Museum of Memories - Untold Stories of Partition

The partition of India was one the most defining events in our nation's history. It was also perhaps the largest migration of history with some 18 million affected. The worst affected from partition was Punjab. When I was exploring Amritsar, I stumbled upon very unique and one of its kind museum, to remember and commemorate all those who lost their lives or had to leave their home behind.

The Partition Museum

Museum is housed in a heritage building in the town hall, walk able distance from Golden temple. The historic decision to create the partition museum at town hall was taken by the Punjab govt in May 2016. Town hall is 100 years old building and has many doors with Venetian glass, beautifully arched verandahs.
Lets peep in to history
On June 3 1947, Mountbatten proposed a plan known as Mountbatten plan which accepted the division of India.Partition was based on the principle of Muslim majority provinces going to Pakistan and the rest to India. But Bengal & Punjab had a narrow majority of Muslims over the rest. These two Provinces had to be divided along religious lines. In order the determined exactly which territories to assign to each country, in June 1947, Mountbatten asked Sir Cyril Radcliffe to chair two Boundary commission one for Bengal, one for Punjab. Each commission was to have two members nominated by India national congress and two by Muslim League. 
Radcliffe arrived on July 8 and he was given just 5 weeks to mark a border line, a line that would split one nation to two independent nations. 
Radcliffe was talented but had no knowledge of India and had never been to India before. Mountbatten chose him precisely for that reason so no one would accuse him of a bias one way or another. The members of Boundary commission were eventually divided and could not agree on the division. The decision was this left to Radcliffe. He had to act fast in a very hot summer. He needed more time but it was not available. He completed his report on 12 August 1947.
India and Pakistan attained independence at the midnight of 14-15 Aug 1947. Mountbatten didn't want the boundary decision to be announced before 14/15 August.

 Source - Google/TOI

Even with the uncertainty of the border announcement, people had begun to move already before August. There were were even more massive movements of people between mid-Aug and November 1947, the largest migration perhaps the all time. Estimates suggest as many as eighteen millions people might have moved eastwards or westwards.
Violence escalated, Women suffered more as they were victims of rape by the other community or killed by their own to save family honor. Many families walked across while rains obstructed them, Trains crowded with anxious passengers and plying the very short distance between Lahore and Amritsar arrived packed with no one alive. There is no accurate count of how many died, perhaps half a million on the Punjab border a lone.
The most tragic aspect of the mass displacement was that those who left their homes and had to make news ones went on thinking of themselves as displaced or as as refugees. 

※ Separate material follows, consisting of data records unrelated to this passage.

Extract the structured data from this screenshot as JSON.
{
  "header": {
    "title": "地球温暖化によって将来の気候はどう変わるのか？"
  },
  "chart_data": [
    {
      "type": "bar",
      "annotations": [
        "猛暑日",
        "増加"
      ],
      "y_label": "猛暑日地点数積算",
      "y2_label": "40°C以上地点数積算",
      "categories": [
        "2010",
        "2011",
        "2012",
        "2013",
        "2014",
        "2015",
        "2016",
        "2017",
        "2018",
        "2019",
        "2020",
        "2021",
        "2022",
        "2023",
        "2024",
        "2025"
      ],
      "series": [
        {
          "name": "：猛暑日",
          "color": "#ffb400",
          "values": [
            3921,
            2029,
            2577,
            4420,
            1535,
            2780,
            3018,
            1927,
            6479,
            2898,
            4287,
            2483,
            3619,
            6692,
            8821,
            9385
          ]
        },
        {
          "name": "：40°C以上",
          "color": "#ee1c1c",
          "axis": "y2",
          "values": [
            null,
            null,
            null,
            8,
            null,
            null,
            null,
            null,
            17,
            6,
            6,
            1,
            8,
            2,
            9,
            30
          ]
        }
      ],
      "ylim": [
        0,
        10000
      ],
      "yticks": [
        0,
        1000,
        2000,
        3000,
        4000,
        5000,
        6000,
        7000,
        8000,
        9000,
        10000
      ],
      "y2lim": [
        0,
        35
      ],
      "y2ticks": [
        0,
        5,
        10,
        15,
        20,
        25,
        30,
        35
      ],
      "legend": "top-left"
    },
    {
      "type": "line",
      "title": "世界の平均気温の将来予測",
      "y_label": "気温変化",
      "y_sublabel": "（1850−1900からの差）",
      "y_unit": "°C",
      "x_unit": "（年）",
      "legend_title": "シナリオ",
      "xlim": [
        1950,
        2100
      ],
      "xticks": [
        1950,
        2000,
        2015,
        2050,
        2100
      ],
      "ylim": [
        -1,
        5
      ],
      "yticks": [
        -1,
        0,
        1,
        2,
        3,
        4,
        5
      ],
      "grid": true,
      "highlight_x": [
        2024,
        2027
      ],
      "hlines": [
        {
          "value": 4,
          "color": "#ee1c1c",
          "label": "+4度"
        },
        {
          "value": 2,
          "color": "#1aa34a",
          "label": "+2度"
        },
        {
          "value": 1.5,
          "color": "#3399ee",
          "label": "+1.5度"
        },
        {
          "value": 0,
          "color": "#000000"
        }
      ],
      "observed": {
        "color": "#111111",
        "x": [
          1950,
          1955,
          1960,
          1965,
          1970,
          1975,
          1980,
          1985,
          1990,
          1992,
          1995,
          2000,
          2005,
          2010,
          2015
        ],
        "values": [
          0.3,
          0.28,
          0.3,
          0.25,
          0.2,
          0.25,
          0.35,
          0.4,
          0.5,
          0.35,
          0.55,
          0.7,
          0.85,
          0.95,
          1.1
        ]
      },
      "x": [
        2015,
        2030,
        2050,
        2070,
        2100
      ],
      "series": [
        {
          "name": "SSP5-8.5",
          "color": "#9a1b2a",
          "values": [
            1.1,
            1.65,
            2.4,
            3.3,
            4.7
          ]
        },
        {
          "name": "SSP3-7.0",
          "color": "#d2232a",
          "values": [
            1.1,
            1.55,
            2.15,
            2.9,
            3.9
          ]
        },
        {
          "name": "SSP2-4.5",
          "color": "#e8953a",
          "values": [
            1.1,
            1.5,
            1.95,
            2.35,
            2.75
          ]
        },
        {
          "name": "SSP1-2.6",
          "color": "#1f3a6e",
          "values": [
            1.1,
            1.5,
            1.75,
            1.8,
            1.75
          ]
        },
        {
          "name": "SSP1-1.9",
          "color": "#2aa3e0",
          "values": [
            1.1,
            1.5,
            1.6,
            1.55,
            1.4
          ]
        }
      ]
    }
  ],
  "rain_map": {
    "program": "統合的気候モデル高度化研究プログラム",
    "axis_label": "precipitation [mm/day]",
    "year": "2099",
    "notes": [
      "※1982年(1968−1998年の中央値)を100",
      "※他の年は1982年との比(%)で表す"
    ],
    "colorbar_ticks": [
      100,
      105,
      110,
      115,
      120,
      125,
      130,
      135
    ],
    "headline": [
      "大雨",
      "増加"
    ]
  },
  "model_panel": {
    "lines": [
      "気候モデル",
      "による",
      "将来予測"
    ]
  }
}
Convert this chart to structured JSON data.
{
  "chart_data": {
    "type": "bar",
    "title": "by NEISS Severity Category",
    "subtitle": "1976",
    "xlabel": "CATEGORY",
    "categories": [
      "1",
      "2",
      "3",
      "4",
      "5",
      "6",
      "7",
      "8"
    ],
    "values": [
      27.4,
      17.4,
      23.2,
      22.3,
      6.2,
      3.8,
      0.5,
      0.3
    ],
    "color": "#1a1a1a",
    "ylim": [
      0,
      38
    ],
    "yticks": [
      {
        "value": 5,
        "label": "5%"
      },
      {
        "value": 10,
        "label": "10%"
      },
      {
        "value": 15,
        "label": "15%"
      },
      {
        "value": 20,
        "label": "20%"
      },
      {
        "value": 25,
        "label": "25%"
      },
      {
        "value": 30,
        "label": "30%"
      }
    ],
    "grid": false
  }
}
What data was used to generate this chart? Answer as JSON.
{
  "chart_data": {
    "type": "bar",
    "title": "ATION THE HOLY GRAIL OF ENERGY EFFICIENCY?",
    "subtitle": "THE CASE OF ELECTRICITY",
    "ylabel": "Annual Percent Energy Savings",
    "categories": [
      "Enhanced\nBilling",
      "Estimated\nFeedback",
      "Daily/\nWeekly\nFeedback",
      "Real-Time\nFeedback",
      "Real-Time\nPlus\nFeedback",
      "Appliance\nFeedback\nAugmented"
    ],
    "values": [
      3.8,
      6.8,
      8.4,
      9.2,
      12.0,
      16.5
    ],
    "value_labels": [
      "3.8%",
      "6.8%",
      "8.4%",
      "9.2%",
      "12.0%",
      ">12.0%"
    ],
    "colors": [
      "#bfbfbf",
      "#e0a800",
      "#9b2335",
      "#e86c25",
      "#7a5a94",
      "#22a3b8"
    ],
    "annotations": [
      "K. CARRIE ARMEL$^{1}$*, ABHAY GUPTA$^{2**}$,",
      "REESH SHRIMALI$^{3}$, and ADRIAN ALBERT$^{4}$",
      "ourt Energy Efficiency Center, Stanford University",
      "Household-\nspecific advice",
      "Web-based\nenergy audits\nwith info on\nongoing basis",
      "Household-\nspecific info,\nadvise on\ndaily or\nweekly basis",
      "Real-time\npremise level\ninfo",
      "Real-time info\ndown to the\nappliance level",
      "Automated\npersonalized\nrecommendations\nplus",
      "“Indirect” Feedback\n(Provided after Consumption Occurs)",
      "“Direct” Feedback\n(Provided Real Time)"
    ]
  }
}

The Partition Museum has comprehensive archive for official documents and photos, aim primarily to be a people's Museum gathering the stories, photographs, letters and other personal artifacts of those millions who experienced partition.


Its very difficult for us to understand the pain and how much people suffered from partition but we can certainly be sensitive. While exploring the museum and reading through various newspaper articles, personal letter I could imagine the horror of Partition. Painful memories, yes but I think its good idea to preserve these memories and pass it to generation next.